Many thanks to Robert R. Reilly for this review of the almost-Quatuor Ébène concert.
Herr Brahms, Piano Quintet, String Quartet No.1,
We were, in fact, presented with “members” of the Ébène Quartet, along with pianist Orion Weiss, in a recital of the Schubert String Trio in B-flat Major, D. 581, the Fauré Piano Quartet in G minor, Op. 45, and the Brahms Piano Quartet in C minor, Op. 60. The reason for this reconfiguration was the indisposition of first violinist Pierre Colombet (hernia, as I later learned). Several weeks ago during the Canadian leg of the trip, Mr. Weiss was apparently parachuted in to save the Ébène Quartet tour. And save it he did. Though the hall was not full, no one who was there could have been disappointed with the stunning performances of the substitute program.
The Schubert Trio was the most poised piece of the evening in terms of its Classical origins and demeanor. The three remaining Ébène Quartet members, with second violinist Gabriel La Magadure taking over the duties of the first chair, gave it a delectable turn. It is not great Schubert but it is very lovely and quite enjoyable. The preeminence of the violin almost makes it a trio precursor of the quatuor brilliant style that became so popular somewhat later with composers such as Ludwig Spohr. The playing was beautifully blended (a hallmark of the Ébène) in the Andante and Rondo in particular. The trio played like soul mates.

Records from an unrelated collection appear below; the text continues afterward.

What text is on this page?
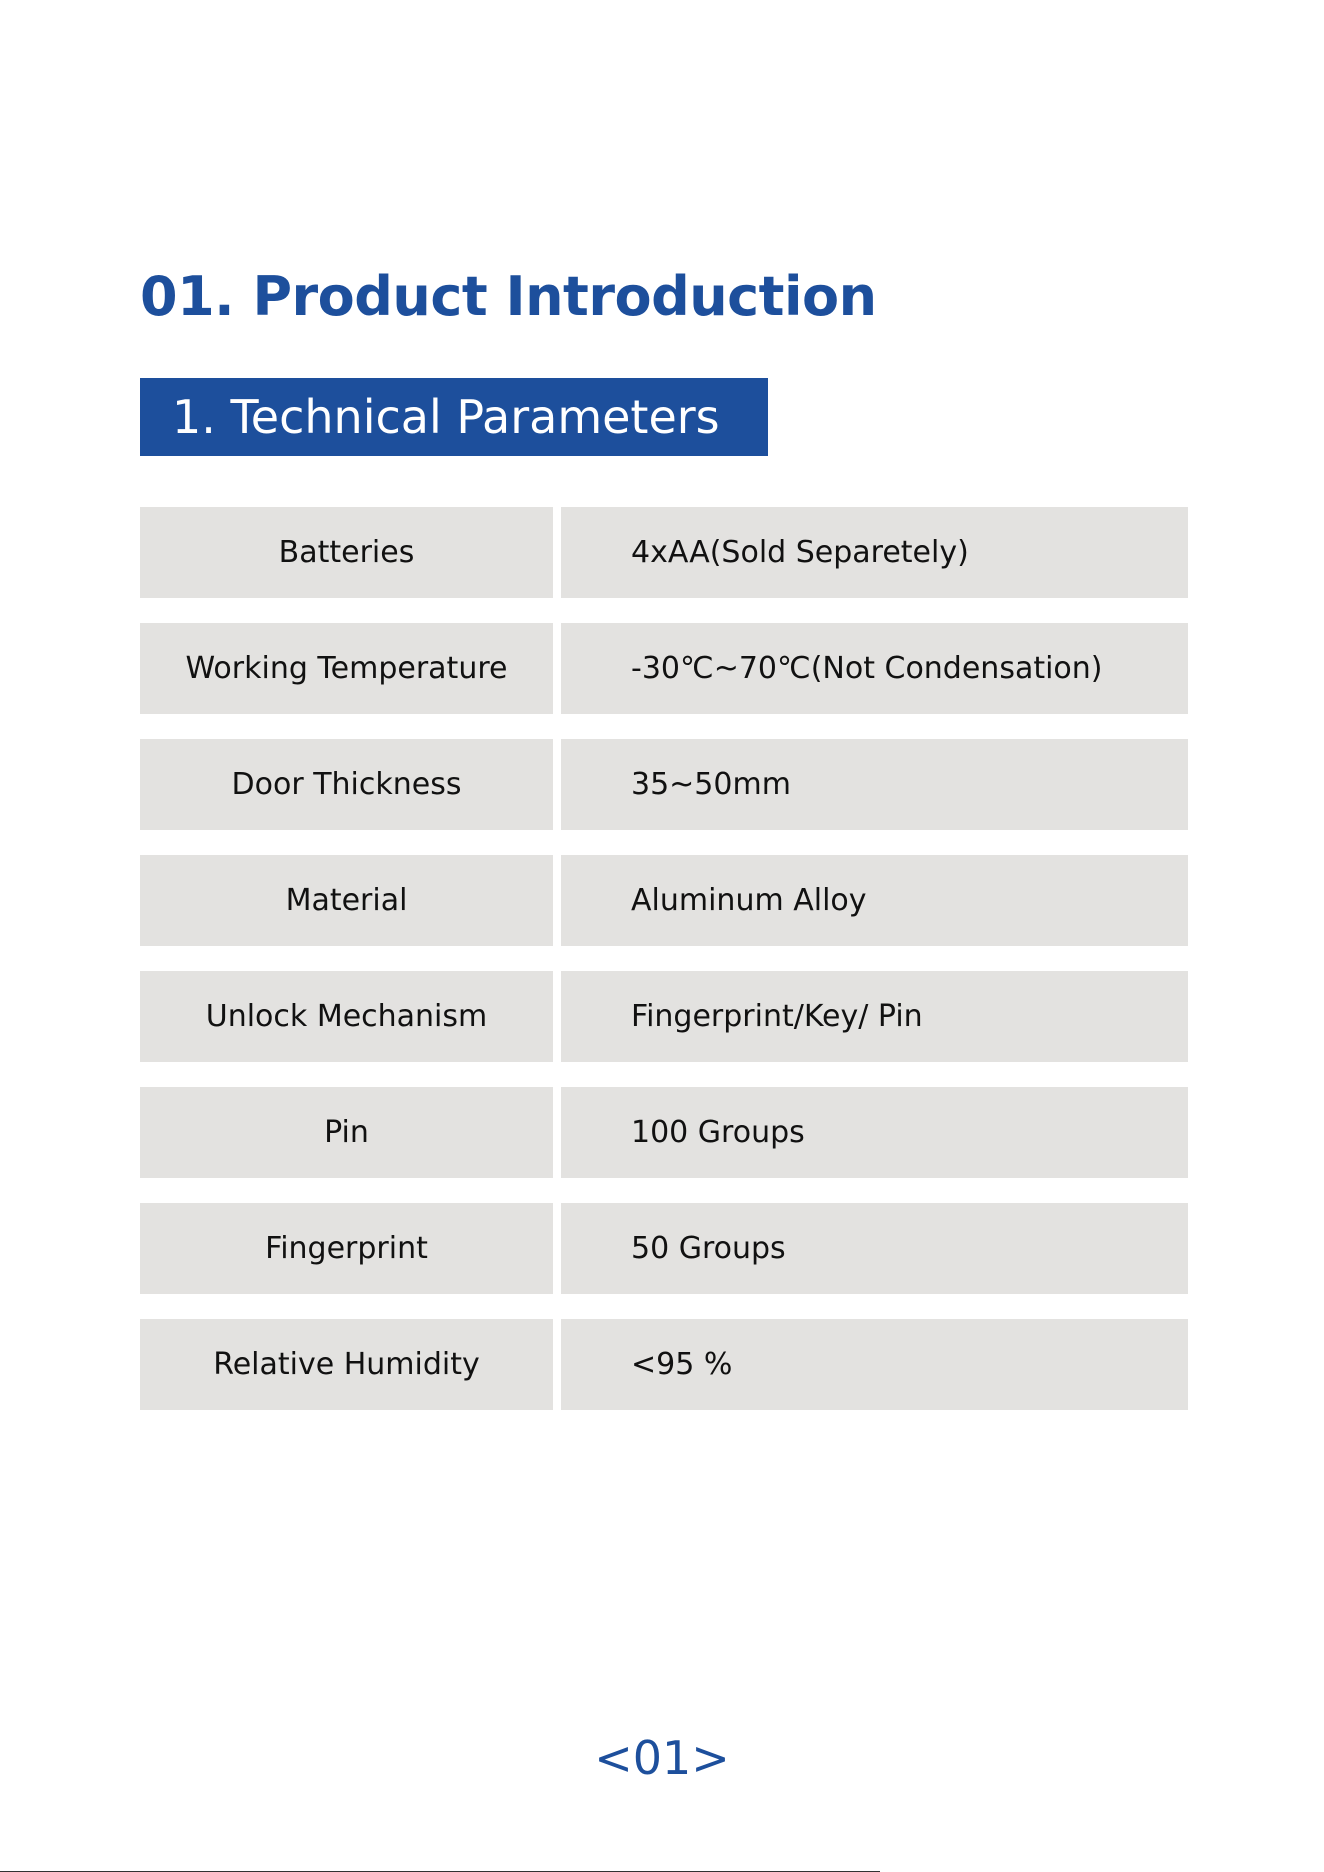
01. Product Introduction
1. Technical Parameters
Batteries	4xAA(Sold Separetely)
Working Temperature	-30℃~70℃(Not Condensation)
Door Thickness	35~50mm
Material	Aluminum Alloy
Unlock Mechanism	Fingerprint/Key/ Pin
Pin	100 Groups
Fingerprint	50 Groups
Relative Humidity	<95 %
<01>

Entering the Romantic world, the Ébène members and Weiss played the Fauré Quartet with a surging flow of passion and commitment that was entirely gripping and leapt at the ecstatic: A knockout performance. Weiss is a very strong player who performed the non-stop piano part limpidly and dramatically. He also fell in with the spirit of the Ébène players, who know how to capture a sense of interiority with the gentlest pianissimo, which then makes the triple forte playing all the more alarming. Violist Mathieu Herzog and cellist Raphaël Merlin gave lessons in how this is done half-way into the first movement and then Herzog did it again in the opening of the third movement. This movement was sublimely beautiful, especially with Weiss’s delicate pianissimo playing over the gentle pizzicato in the viola and cello. I harp on moments such as these because anyone can play forte and what I treasure are players who not only portray the drama but capture the intimacy in impassioned music like this. This these artists did superbly.
After intermission, yet more impassioned playing with the yet even still more passionate music of Brahms’s Quartet, subtitled “Werther” (after Goethe) for its association with despair and suicide over unrequited love. Without stinting on the big moments, Weiss and the Ébène members avoided the dangers of extroversion in music this intense and dramatic. After the Scherzo: Allegro, the players paused in prolonged silence that had nothing pretentious about it. They were simply re-collecting themselves after the storm. It was a silence full of what had gone before. The performance of the Andante that followed left me wondering how anything can be this impossibly beautiful and touching. The playing was exquisite.
To say the evening was rescued for those expecting a full Ébène is an understatement. (The clarinetist whom I attended the concert with asked me: how can you review anything this good?) However, I implore the full Ébène Quartet to return and play the Mendelssohn Op. 80 -- please.